New Technique Can Track Down Causes Of Rare Genetic Diseases, Says Study
New Technique Can Track Down Causes Of Rare Genetic Diseases, Says Study
The researchers used data on how genes coded for proteins to detect differences in the activity levels of maternal and paternal alleles.

Researchers have invented a new technique in genomics to track down the causes of rare genetic diseases like muscular dystrophies.

For the new technology, the researchers, including those from Scripps Research Institute in the US, applied the fact that each person inherited two copies of every gene, or alleles -- one from the mother and another from the father.

In the new method, described in the journal Science, the researchers detected the activity levels of maternal and paternal alleles across the genome to determine when the activity of an allele was outside the normal range to be a plausible cause of disease.

"Adding this method to our toolkit should allow us to detect the causes of rare genetic diseases for some of the cases in which standard methods fail," said study first author Pejman Mohammadi from Scripps Research Institute.

Usually, to reveal the cause of rare genetic diseases like muscular dystrophies, the researchers said that the genes and their products from affected people and their family members were sequenced.

They added that this was done only if the disease-driving gene mutations were obvious ones resulting in either missing or severely truncated proteins.

Mohammadi said that at least half of all rare genetic diseases had more subtle causes that cannot be detected using the usual methods.

Mohammadi and his team used data on how genes coded for proteins to detect differences in the activity levels of maternal and paternal alleles.

The researchers said that many rare genetic diseases resulted from DNA mutations affecting the copy of a gene from one of the parents.

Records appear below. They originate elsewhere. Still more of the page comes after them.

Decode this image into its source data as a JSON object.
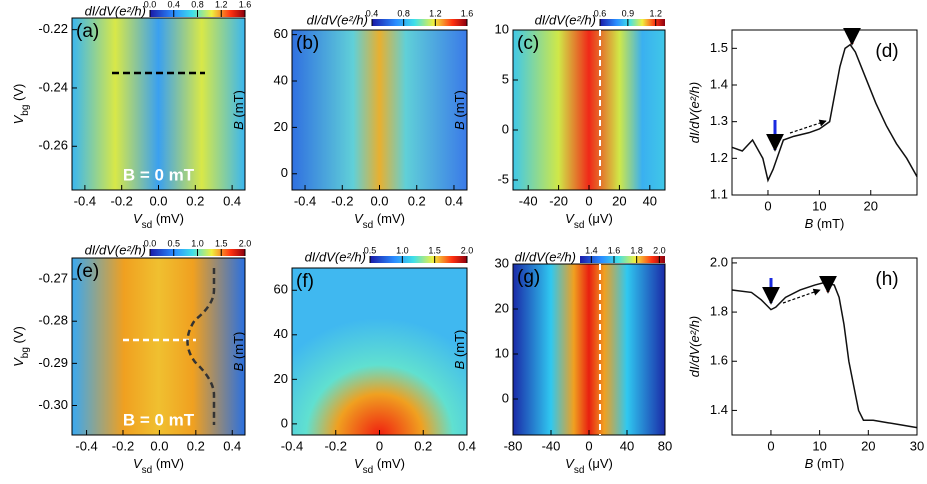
{
  "chart_data": [
    {
      "type": "heatmap",
      "panel_label": "(a)",
      "annotation": "B = 0 mT",
      "xlabel": [
        {
          "text": "V"
        },
        {
          "text": "sd",
          "sub": true
        },
        {
          "text": " (mV)"
        }
      ],
      "ylabel": [
        {
          "text": "V"
        },
        {
          "text": "bg",
          "sub": true
        },
        {
          "text": " (V)"
        }
      ],
      "xlim": [
        -0.47,
        0.47
      ],
      "xticks": [
        -0.4,
        -0.2,
        {
          "value": 0,
          "label": "0.0"
        },
        0.2,
        0.4
      ],
      "ylim": [
        -0.275,
        -0.216
      ],
      "yticks": [
        -0.22,
        -0.24,
        -0.26
      ],
      "colorbar_label": "dI/dV(e²/h)",
      "colorbar_lim": [
        0,
        1.6
      ],
      "colorbar_ticks": [
        {
          "value": 0,
          "label": "0.0"
        },
        0.4,
        0.8,
        1.2,
        1.6
      ]
    },
    {
      "type": "heatmap",
      "panel_label": "(b)",
      "xlabel": [
        {
          "text": "V"
        },
        {
          "text": "sd",
          "sub": true
        },
        {
          "text": " (mV)"
        }
      ],
      "ylabel": [
        {
          "text": "B"
        },
        {
          "text": " (mT)"
        }
      ],
      "xlim": [
        -0.47,
        0.47
      ],
      "xticks": [
        -0.4,
        -0.2,
        {
          "value": 0,
          "label": "0.0"
        },
        0.2,
        0.4
      ],
      "ylim": [
        -7,
        62
      ],
      "yticks": [
        0,
        20,
        40,
        60
      ],
      "colorbar_label": "dI/dV(e²/h)",
      "colorbar_lim": [
        0.4,
        1.6
      ],
      "colorbar_ticks": [
        0.4,
        0.8,
        1.2,
        1.6
      ]
    },
    {
      "type": "heatmap",
      "panel_label": "(c)",
      "xlabel": [
        {
          "text": "V"
        },
        {
          "text": "sd",
          "sub": true
        },
        {
          "text": " (μV)"
        }
      ],
      "ylabel": [
        {
          "text": "B"
        },
        {
          "text": " (mT)"
        }
      ],
      "xlim": [
        -50,
        50
      ],
      "xticks": [
        -40,
        -20,
        0,
        20,
        40
      ],
      "ylim": [
        -6,
        10
      ],
      "yticks": [
        -5,
        0,
        5,
        10
      ],
      "colorbar_label": "dI/dV(e²/h)",
      "colorbar_lim": [
        0.6,
        1.3
      ],
      "colorbar_ticks": [
        0.6,
        0.9,
        1.2
      ]
    },
    {
      "type": "line",
      "panel_label": "(d)",
      "xlabel": [
        {
          "text": "B"
        },
        {
          "text": " (mT)"
        }
      ],
      "ylabel": [
        {
          "text": "dI/dV(e²/h)"
        }
      ],
      "x": [
        -7,
        -5,
        -3,
        -1,
        0,
        1,
        3,
        5,
        8,
        10,
        12,
        14,
        15,
        16,
        17,
        19,
        21,
        23,
        25,
        27,
        29
      ],
      "values": [
        1.23,
        1.22,
        1.25,
        1.2,
        1.14,
        1.17,
        1.25,
        1.26,
        1.27,
        1.28,
        1.3,
        1.45,
        1.5,
        1.51,
        1.49,
        1.42,
        1.35,
        1.29,
        1.24,
        1.2,
        1.15
      ],
      "color": "#111111",
      "xlim": [
        -7,
        29
      ],
      "xticks": [
        0,
        10,
        20
      ],
      "ylim": [
        1.1,
        1.55
      ],
      "yticks": [
        1.1,
        1.2,
        1.3,
        1.4,
        1.5
      ]
    },
    {
      "type": "heatmap",
      "panel_label": "(e)",
      "annotation": "B = 0 mT",
      "xlabel": [
        {
          "text": "V"
        },
        {
          "text": "sd",
          "sub": true
        },
        {
          "text": " (mV)"
        }
      ],
      "ylabel": [
        {
          "text": "V"
        },
        {
          "text": "bg",
          "sub": true
        },
        {
          "text": " (V)"
        }
      ],
      "xlim": [
        -0.48,
        0.47
      ],
      "xticks": [
        -0.4,
        -0.2,
        {
          "value": 0,
          "label": "0.0"
        },
        0.2,
        0.4
      ],
      "ylim": [
        -0.307,
        -0.265
      ],
      "yticks": [
        -0.27,
        -0.28,
        -0.29,
        {
          "value": -0.3,
          "label": "-0.30"
        }
      ],
      "colorbar_label": "dI/dV(e²/h)",
      "colorbar_lim": [
        0,
        2
      ],
      "colorbar_ticks": [
        {
          "value": 0,
          "label": "0.0"
        },
        0.5,
        {
          "value": 1,
          "label": "1.0"
        },
        1.5,
        {
          "value": 2,
          "label": "2.0"
        }
      ]
    },
    {
      "type": "heatmap",
      "panel_label": "(f)",
      "xlabel": [
        {
          "text": "V"
        },
        {
          "text": "sd",
          "sub": true
        },
        {
          "text": " (mV)"
        }
      ],
      "ylabel": [
        {
          "text": "B"
        },
        {
          "text": " (mT)"
        }
      ],
      "xlim": [
        -0.4,
        0.4
      ],
      "xticks": [
        -0.4,
        -0.2,
        0,
        0.2,
        0.4
      ],
      "ylim": [
        -5,
        70
      ],
      "yticks": [
        0,
        20,
        40,
        60
      ],
      "colorbar_label": "dI/dV(e²/h)",
      "colorbar_lim": [
        0.5,
        2
      ],
      "colorbar_ticks": [
        0.5,
        {
          "value": 1,
          "label": "1.0"
        },
        1.5,
        {
          "value": 2,
          "label": "2.0"
        }
      ]
    },
    {
      "type": "heatmap",
      "panel_label": "(g)",
      "xlabel": [
        {
          "text": "V"
        },
        {
          "text": "sd",
          "sub": true
        },
        {
          "text": " (μV)"
        }
      ],
      "ylabel": [
        {
          "text": "B"
        },
        {
          "text": " (mT)"
        }
      ],
      "xlim": [
        -80,
        80
      ],
      "xticks": [
        -80,
        -40,
        0,
        40,
        80
      ],
      "ylim": [
        -8,
        30
      ],
      "yticks": [
        0,
        10,
        20,
        30
      ],
      "colorbar_label": "dI/dV(e²/h)",
      "colorbar_lim": [
        1.3,
        2.05
      ],
      "colorbar_ticks": [
        1.4,
        1.6,
        1.8,
        {
          "value": 2,
          "label": "2.0"
        }
      ]
    },
    {
      "type": "line",
      "panel_label": "(h)",
      "xlabel": [
        {
          "text": "B"
        },
        {
          "text": " (mT)"
        }
      ],
      "ylabel": [
        {
          "text": "dI/dV(e²/h)"
        }
      ],
      "x": [
        -8,
        -4,
        -2,
        0,
        1,
        3,
        6,
        9,
        11,
        13,
        14,
        15,
        16,
        17,
        18,
        19,
        21,
        24,
        27,
        30
      ],
      "values": [
        1.89,
        1.88,
        1.85,
        1.81,
        1.82,
        1.86,
        1.89,
        1.91,
        1.92,
        1.91,
        1.86,
        1.75,
        1.6,
        1.5,
        1.4,
        1.36,
        1.36,
        1.35,
        1.34,
        1.33
      ],
      "color": "#111111",
      "xlim": [
        -8,
        30
      ],
      "xticks": [
        0,
        10,
        20,
        30
      ],
      "ylim": [
        1.3,
        2.02
      ],
      "yticks": [
        1.4,
        1.6,
        1.8,
        {
          "value": 2,
          "label": "2.0"
        }
      ]
    }
  ]
}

The study noted that comparing the activity of maternal and paternal alleles was a more sensitive method than comparing one person's gene activity to another's.

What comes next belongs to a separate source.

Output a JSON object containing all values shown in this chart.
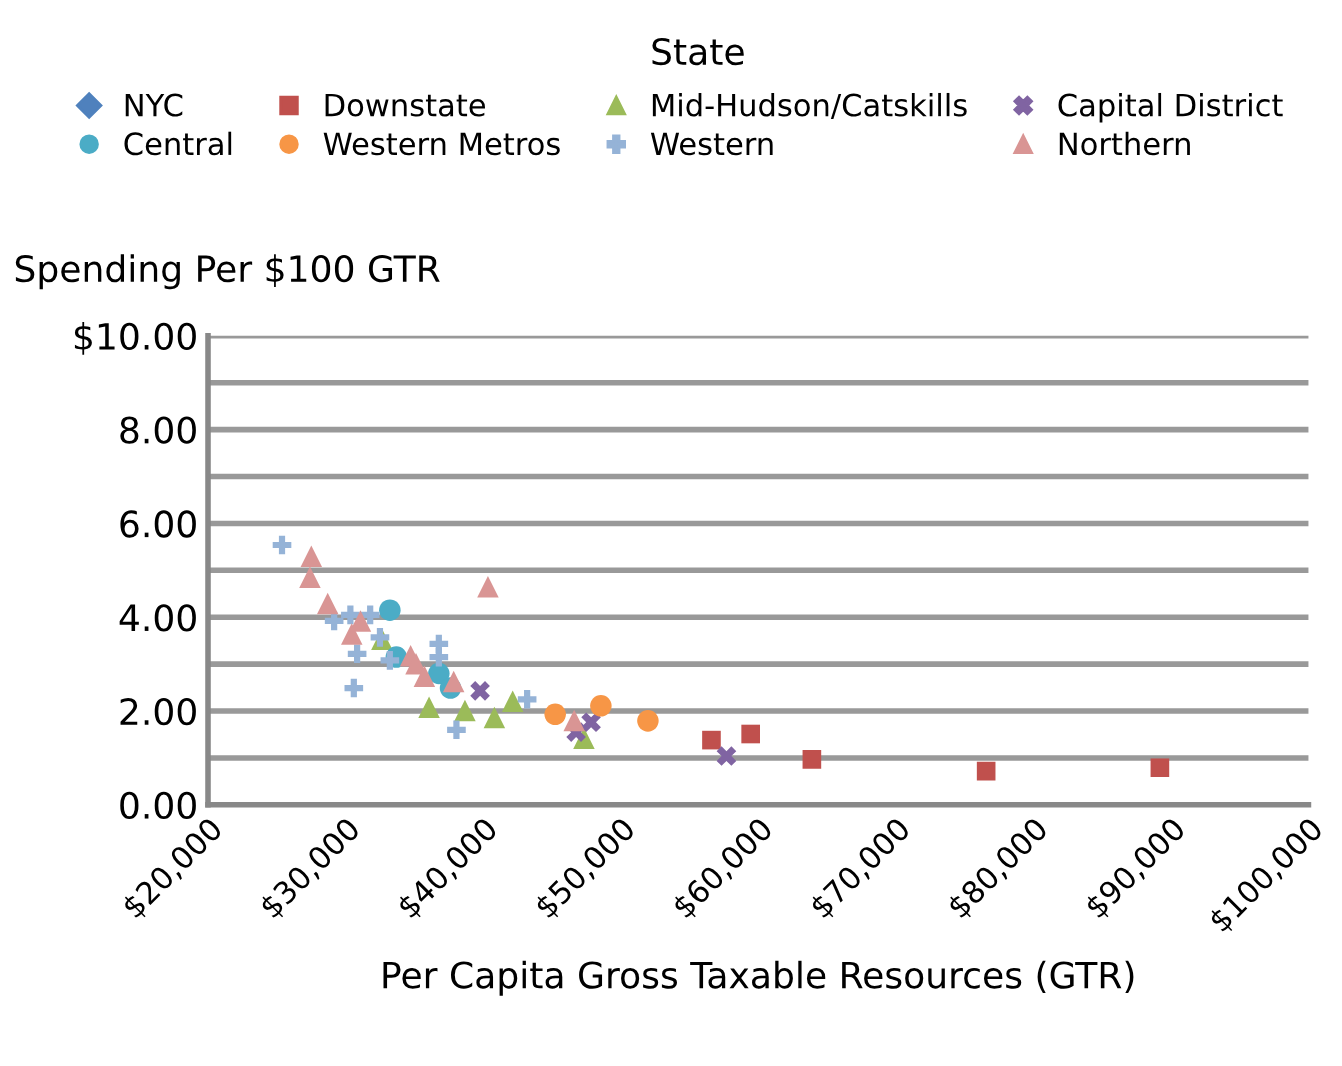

This, the researchers said was because any two people differ in many other complicated factors that affected gene activity, not just their genetic backgrounds.

"Even if you had an identical twin, the fact that the twin ate a burger this morning and you didn't would create differences between you in the activity levels of many genes," Mohammadi said.

The new technique -- called ANEVA-DOT (analysis of expression variation--dosage outlier test) -- can be used to identify a handful of genes in each individual with apparently abnormal expression levels in one allele, the study said.

"It might tell you there are 10 or 20 genes with allele activity levels that are way off, and you can then follow up to determine which of those is causing the disease--but compared with other methods, it cuts down dramatically the number of genes you have to analyze in that way," Mohammadi said.

The researchers said that they successfully detected the disease-linked genes in cases where there was already a diagnosis, and an expected major imbalance in allele activity.

Using the ANEVA-DOT technique, they also uncovered a short list of plausible disease-linked, muscle-related genes.